Bugzilla – Bug 18397
Encoding Sniffing Algorithm: Clarify what "information on the likely encoding" covers
Last modified: 2013-06-11 11:41:07 UTC
Please clarify what the step 'information on the likely encoding" covers.
For instance, does it cover the XML encoding declaration? Why? Why not?
In 2012, Chrome, Safari and Opera 12 still reads the XML encoding declaration when/if the HTMl encoding declaration is lacking.
In october 2009, Ian Hickson wrote: "So in the absence of more compelling reasons to add this, I'd rather get Opera and WebKit to remove the support for this, than add more" 
However, it seems to me that the step "information on the likely encoding" would cover their asses. After all, the presence of <?xml version="1.0" encoding="UTF-8" ?> increases the chance that the encoding is UTF-8. May be the algorithm could be specific on what is allowed and what is not allowed in this step?
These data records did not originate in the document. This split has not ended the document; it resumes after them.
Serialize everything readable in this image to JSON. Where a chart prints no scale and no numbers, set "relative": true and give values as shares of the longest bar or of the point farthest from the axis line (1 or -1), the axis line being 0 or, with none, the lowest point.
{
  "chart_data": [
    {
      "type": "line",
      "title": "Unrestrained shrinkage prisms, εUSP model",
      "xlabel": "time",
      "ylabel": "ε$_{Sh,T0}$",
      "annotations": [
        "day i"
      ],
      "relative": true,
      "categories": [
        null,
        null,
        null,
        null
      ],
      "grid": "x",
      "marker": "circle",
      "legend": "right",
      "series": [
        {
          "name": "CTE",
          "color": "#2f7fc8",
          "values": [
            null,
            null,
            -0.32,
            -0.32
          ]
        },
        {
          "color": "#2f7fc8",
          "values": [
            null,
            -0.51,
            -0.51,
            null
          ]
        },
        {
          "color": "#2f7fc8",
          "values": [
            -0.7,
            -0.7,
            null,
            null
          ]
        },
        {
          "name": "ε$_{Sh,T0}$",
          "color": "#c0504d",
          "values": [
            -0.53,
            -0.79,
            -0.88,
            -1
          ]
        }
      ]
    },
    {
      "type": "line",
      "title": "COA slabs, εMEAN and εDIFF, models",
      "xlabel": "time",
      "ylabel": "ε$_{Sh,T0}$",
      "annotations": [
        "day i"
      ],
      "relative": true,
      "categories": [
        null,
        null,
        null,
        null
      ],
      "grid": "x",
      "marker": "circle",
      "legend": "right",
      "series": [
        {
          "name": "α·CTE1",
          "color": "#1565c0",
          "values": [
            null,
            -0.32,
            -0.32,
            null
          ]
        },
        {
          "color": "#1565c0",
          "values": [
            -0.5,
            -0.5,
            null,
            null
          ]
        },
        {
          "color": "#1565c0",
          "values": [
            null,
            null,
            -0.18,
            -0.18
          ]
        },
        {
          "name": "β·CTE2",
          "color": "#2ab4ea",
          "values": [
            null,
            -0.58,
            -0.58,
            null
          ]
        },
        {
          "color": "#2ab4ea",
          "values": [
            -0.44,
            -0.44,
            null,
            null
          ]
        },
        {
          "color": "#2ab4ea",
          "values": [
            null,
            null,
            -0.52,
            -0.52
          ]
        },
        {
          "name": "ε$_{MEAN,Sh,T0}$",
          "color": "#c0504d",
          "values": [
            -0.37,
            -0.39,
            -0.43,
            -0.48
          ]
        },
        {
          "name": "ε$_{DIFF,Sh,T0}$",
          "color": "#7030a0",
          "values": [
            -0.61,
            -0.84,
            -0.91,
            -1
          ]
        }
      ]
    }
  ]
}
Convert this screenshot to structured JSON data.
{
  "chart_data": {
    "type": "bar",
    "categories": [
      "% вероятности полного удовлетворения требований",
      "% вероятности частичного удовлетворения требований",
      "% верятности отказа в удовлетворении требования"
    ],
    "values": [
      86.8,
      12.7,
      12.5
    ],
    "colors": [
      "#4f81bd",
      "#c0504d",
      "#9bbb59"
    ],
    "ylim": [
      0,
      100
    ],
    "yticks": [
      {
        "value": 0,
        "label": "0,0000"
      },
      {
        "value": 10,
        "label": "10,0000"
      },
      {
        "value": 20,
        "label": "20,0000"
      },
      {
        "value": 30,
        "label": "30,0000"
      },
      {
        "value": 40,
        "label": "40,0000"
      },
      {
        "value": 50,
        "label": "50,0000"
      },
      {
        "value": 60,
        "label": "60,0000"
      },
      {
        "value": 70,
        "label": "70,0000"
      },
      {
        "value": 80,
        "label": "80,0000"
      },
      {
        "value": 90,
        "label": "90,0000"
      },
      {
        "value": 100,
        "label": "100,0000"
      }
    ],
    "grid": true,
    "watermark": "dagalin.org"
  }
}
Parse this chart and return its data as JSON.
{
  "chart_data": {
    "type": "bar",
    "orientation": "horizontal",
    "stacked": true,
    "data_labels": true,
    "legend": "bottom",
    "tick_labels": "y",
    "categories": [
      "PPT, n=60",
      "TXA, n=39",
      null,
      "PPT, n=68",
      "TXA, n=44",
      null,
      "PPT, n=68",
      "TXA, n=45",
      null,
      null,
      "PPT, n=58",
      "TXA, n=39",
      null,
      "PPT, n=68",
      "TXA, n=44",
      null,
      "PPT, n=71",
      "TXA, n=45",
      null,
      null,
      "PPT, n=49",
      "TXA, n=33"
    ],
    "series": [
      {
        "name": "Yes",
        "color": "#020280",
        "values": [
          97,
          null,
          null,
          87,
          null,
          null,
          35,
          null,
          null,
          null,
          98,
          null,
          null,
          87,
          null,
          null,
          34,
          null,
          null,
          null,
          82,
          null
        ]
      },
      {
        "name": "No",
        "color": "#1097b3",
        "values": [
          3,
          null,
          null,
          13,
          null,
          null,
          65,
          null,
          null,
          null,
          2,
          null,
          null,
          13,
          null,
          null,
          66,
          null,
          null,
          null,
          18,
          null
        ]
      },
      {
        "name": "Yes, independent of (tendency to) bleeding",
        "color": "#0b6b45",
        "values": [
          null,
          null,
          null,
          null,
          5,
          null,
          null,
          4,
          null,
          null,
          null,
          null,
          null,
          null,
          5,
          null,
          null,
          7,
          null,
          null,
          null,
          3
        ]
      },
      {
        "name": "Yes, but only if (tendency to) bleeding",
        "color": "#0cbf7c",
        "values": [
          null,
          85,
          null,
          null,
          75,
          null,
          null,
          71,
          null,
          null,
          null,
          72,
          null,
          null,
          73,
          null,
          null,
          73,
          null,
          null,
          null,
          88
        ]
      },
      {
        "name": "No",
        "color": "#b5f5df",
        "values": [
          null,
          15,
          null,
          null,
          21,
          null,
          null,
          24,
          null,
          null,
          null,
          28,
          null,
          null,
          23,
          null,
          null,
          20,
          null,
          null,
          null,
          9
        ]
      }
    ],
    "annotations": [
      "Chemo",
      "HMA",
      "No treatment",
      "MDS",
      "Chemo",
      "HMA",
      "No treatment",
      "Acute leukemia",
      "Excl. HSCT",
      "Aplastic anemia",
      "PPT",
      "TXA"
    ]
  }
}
The spec should therefore offer more data on what this step of the sniffing algorithm refers to. Also see my blog post for more data.
EDITOR'S RESPONSE: This is an Editor's Response to your comment. If you are
satisfied with this response, please change the state of this bug to CLOSED. If
you have additional information and would like the Editor to reconsider, please
reopen this bug. If you would like to escalate the issue to the full HTML
Working Group, please add the TrackerRequest keyword to this bug, and suggest
title and text for the Tracker Issue; or you may create a Tracker Issue
yourself, if you are able to do so. For more details, see this document:
Change Description: none
For context, this is about http://www.w3.org/html/wg/drafts/html/master/syntax.html#determining-the-character-encoding
The point of this clause is *precisely* to be open ended. The rest of the algorithm provides good foundations for interoperability in the vast majority of cases. But then you have situations in which something extra might be required. For instance, as mentioned in the spec, you may have manually overridden the encoding in a previous visit to this page. Or the browser may be calling to a third-party service that has some smart heuristics about encodings that it can use to override. Or it may believe that during the full moon pages from the .paris domain switch to being encoded in UTF-9.
The important point is that for decisions that are covered by this clause, the confidence be set to "tentative". This allows the parser to change the encoding to something else if it gets better information.